Engineering can build all the cool things they want, but if you can't market it, you are mostly shit out of luck.
At the end of the day, most of us just want respect and a seat at the table. I've stuck to "developer advocacy" as a way to attempt to get some of that respect with a somewhat technical title while not existing entirely in engineering. Years ago I played around the "community engineer" title, but it just didn't really improve on anything.
Anyone who tells you titles don't matter are probably on the upper end of the power structure. Ignore them. They struggle to look beyond their power.
I need to turn this into a blog post.
@taylor_atx yes
There’s a terrible sickness you allude to here I call “engineering supremacy”
And what’s really sad is that in the terminal phase of it, you’ve got extraordinary engineering talent getting paid in stock that isn’t worth SHIT
all the other functions have atrophied, and no one understands the unique value of the company
@taylor_atx I once had a CEO tell me that.

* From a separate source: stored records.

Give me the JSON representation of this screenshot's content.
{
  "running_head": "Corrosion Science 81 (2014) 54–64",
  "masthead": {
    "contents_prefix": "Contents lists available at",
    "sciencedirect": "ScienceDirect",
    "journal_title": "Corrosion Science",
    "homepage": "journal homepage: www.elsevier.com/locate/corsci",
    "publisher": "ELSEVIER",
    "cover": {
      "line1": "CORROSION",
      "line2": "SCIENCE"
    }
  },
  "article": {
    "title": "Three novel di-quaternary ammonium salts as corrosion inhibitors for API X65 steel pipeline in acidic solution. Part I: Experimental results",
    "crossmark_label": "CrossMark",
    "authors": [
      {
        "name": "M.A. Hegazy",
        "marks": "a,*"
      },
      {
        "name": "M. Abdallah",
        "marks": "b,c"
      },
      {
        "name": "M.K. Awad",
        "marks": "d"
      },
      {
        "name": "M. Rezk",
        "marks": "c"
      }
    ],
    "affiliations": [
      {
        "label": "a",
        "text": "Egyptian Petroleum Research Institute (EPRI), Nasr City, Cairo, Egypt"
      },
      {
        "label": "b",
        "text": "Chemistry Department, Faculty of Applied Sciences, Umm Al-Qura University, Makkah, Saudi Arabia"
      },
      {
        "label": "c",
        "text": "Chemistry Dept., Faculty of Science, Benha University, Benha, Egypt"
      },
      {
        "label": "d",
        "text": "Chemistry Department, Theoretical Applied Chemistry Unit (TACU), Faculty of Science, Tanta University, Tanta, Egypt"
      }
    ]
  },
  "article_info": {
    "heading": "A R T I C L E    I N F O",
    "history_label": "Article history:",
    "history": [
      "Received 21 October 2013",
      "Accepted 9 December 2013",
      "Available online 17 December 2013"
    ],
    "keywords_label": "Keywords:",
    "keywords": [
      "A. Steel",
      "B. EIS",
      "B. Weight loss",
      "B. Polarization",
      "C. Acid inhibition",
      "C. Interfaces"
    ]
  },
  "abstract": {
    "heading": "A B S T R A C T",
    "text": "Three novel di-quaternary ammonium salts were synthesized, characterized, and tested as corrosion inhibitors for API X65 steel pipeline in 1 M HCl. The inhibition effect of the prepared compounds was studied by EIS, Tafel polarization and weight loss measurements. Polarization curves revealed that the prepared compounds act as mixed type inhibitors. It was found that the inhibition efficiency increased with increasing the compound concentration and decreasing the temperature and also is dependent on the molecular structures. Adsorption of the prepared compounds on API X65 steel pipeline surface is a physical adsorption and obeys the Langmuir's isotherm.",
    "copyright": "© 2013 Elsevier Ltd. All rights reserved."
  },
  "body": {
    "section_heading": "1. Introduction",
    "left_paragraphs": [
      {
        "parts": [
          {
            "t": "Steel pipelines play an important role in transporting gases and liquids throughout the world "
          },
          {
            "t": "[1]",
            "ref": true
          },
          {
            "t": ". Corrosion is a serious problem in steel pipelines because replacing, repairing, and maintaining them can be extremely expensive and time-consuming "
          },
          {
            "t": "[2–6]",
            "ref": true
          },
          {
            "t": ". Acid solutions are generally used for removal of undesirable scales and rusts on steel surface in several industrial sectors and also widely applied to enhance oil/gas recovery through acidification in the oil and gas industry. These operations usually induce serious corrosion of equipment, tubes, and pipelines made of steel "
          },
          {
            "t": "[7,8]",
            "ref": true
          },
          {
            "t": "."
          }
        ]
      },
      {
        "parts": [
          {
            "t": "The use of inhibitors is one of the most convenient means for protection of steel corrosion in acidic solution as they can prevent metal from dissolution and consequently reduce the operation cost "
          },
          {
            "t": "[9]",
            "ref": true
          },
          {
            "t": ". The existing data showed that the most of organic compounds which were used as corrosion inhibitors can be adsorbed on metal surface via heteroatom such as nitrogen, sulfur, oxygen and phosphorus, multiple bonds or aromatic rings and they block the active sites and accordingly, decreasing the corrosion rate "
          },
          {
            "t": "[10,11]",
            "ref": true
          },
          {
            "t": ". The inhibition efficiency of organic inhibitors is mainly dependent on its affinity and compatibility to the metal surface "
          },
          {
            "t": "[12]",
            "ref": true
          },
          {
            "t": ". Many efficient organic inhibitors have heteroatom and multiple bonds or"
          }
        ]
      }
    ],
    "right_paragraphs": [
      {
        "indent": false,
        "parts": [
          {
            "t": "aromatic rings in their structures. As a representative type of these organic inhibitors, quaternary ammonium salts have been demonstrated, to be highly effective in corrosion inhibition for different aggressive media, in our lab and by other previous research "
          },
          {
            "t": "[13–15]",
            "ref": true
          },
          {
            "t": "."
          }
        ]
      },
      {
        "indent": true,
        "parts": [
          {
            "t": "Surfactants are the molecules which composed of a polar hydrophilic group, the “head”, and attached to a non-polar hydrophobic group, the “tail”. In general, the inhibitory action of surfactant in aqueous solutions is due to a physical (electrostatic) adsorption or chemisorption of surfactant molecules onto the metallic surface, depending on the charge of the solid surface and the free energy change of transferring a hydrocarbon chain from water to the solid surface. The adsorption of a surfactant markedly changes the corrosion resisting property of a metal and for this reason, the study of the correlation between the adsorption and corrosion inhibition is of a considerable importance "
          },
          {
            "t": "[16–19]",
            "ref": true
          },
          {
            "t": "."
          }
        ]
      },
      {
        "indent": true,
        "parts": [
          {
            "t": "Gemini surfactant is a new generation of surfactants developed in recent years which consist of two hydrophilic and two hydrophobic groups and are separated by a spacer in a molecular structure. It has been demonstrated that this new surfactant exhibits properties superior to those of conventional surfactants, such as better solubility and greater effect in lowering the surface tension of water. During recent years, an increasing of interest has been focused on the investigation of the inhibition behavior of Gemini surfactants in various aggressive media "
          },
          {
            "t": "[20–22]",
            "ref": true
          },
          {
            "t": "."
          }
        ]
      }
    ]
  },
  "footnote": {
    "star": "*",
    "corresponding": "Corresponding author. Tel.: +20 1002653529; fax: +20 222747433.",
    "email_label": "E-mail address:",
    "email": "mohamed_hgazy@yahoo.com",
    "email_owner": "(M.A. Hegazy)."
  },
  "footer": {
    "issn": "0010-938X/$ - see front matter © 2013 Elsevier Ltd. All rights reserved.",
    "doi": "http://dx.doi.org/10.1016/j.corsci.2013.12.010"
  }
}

@taylor_atx yup, had the CEO of a small startup I worked at tell me this. He also thought it weird I didn't want to go out and buy a Tesla to save on gas. It's like he was a multi millionaire ex-Microsoft exec or something and very out of touch.
@taylor_atx I agree 100%, and unfortunately this also means you will never find an ally with power to fix problems related to this. Everyone with a better title is there because they earned it, obviously.
@taylor_atx Please do.
@taylor_atx You are absolutely correct. The most important factor behind why a given piece of technology or product succeeds or not comes down to marketing. That’s why open source consistently fail in competition with commercial products. The former abhors marketing while the latter excels in it.
@taylor_atx I wrote about this many years ago in the context of Drupal. https://www.garfieldtech.com/blog/on-drupals-leadership
"soft power" is necessary but insufficient for effective leadership. Those that say otherwise have more hard power than they realize. Or are just lying manipulative bastards.